How would the defendant respond? The response to many accusatory questions is often characterized, appropriately, simply as an “answer.” As Bovati points out, this pattern appears in the Old Testament, as there are “continual references to ‘saying’ and ‘answering’ by the disputants within the individual speeches.”51 Comparable language is also found in many places in the Book of Mormon.52
In answering, if he chose not to confess judgment, the accused would either (1) deny and produce his own witnesses or (2) make a counteraccusation.53 Such responses in the Book of Mormon legal cases use verbs such as deny, confound, and rebuke. In the cases of Sherem, Korihor, and Nephi, for example, the accused, when responding to accusations against him, counters with predictions of false initial denials by the ultimately guilty party, which were later renounced as a result of a subsequent confession of guilt54 or a divine manifestation.55 Other denials from the innocent parties themselves often involve “confounding” one’s accusers;56 still others may “rebuke” their accusers,57 which was well known in biblical times as effective defense advocacy.58 Battle metaphors were also employed,59as in saying that the accused withstood his accuser(s).60
The burden of proof quickly shifted to the accused, who needed to produce evidence in his own behalf; if a strong defense was forthcoming, the burden would shift back to the accuser, requiring him to strengthen his original allegations. An accused was not presumed innocent until proven guilty. Thus defendants such as Jeremiah, Abinadi, and Nehor all found it necessary to argue and “plead” (Alma 1:11) vigorously for themselves. In addition, cases often involved witnesses in favor of the accused. A number of cases feature outright denials of guilt voiced by third parties who “plead” for the innocent, a known ancient Near Eastern practice.61 Ancient litigants would also at times call physical objects—such as mountains, the heavens, and the earth—as witnesses to the truth of their allegations.62 Aside from this exception, it seems, witnesses generally testified from personal knowledge, and thus forms of the word know in connection with witness testimony appear in various trials in the Book of Mormon.63 Lawyers were not present to argue the case on behalf of either side. Lawyers played small roles in ancient Near Eastern law courts. One ruling of a city assembly authorized a plaintiff, “in order to ‘win his case,’ to hire an ‘attorney,’ who could be empowered to inspect tablets or to summon and interrogate people, and could represent him in court.”64
There were no established standards of proof (such as “by the preponderance of the evidence,” “substantial evidence,” or “beyond any reasonable doubt”). In the ancient Near East, “the law of evidence knew no standard of proof such as ‘beyond reasonable doubt’ because if conventional evidence failed to reveal the truth, it could be ascertained by supra-rational methods. For the same reason, and given the inquisitorial powers of the court, it is difficult to speak of a burden of proof as in modern law.”65 Making the standards of proof even lower than in modern courts, “use was made of evidentiary presumptions, where evidence of a provable state of affairs gave rise to the presumption that a second state of affairs existed.”66 For example, “a buyer is presumed a thief if he cannot identify the seller . . . : a woman is presumed to have consented to intercourse in the city (because she could have cried out) but not in the country.”67
The presenting of evidence was aimed at convincing and silencing one party or the other. Guilt (or at least a successful refutation) was established by the opposing party’s silence.68 In the ancient world, because there was no right against self-incrimination, silence was tantamount to confession, the reason being that the accused was unable to refute the charges against him because they were true. Guilt was accompanied in some Book of Mormon cases by reports of “trembling.”69 It seems that a physical manifestation (at least in the case of Seantum) could carry as much weight as silence in determining guilt (as in Helaman 9:32–34, declaring knowledge of guilt, in part, from paleness and fear manifested by trembling).
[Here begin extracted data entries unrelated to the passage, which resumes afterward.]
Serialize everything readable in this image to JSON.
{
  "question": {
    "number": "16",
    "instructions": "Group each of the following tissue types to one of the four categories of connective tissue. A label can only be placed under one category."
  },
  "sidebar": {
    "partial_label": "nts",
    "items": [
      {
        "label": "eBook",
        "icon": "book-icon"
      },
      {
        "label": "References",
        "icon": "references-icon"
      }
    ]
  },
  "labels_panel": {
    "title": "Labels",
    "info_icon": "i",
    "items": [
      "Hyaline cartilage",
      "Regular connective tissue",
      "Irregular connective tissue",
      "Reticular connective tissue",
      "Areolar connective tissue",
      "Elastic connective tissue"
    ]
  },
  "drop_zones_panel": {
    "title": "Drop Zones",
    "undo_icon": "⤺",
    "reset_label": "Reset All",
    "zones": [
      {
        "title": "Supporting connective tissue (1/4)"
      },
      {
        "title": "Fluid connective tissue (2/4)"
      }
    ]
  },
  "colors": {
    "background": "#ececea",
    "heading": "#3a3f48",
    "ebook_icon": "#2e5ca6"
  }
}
If neither party could be brought to silence, the deadlock was broken by bringing God into the court. “The supra-rational methods were [1] the oath, [2] the ordeal, and [3] the oracle. The latter were generally administered by the priests.”70 Regarding oaths sworn in a judicial context, the court could require either party to confirm his claims or accusations by swearing an oath in the name of a god. Some oaths were assertive, affirming the truth of certain statements or documents; other oaths were declaratory or self-imprecatory. “The declaratory oath was a solemn curse that the taker called down upon himself if his statement were not true. . . . It invokes the name of a god and is taken at the temple or before a symbol of the god. . . . The oath is deemed irrefutable proof. . . . The theory was that fear of divine retribution would constrain the oath-taker to speak the truth. (If later uncovered, a false oath could also lead to punishment by the court.) Indeed, so great was the fear in practice that persons sometimes refused to take the oath, or the parties reached a compromise rather than proceed with the oath.”71
Second, sometimes judges required parties to submit to some form of ordeal. “The ordeal was not so much a means of giving evidence as a referral of the issue to a higher court—that of the gods. . . . The trial could involve one or both parties.”72 In Mesopotamia, it was common to subject litigants to the river ordeal, in which they were thrown into the river to see if they would sink or be delivered. “All the parties must go to the river. The ordeal itself, however, is undergone by a single person, chosen by the judge on the basis of his considered opinion.”73 In biblical law, the drinking of the “bitter water” can be seen as another type of ritual ordeal (Numbers 5:11–31).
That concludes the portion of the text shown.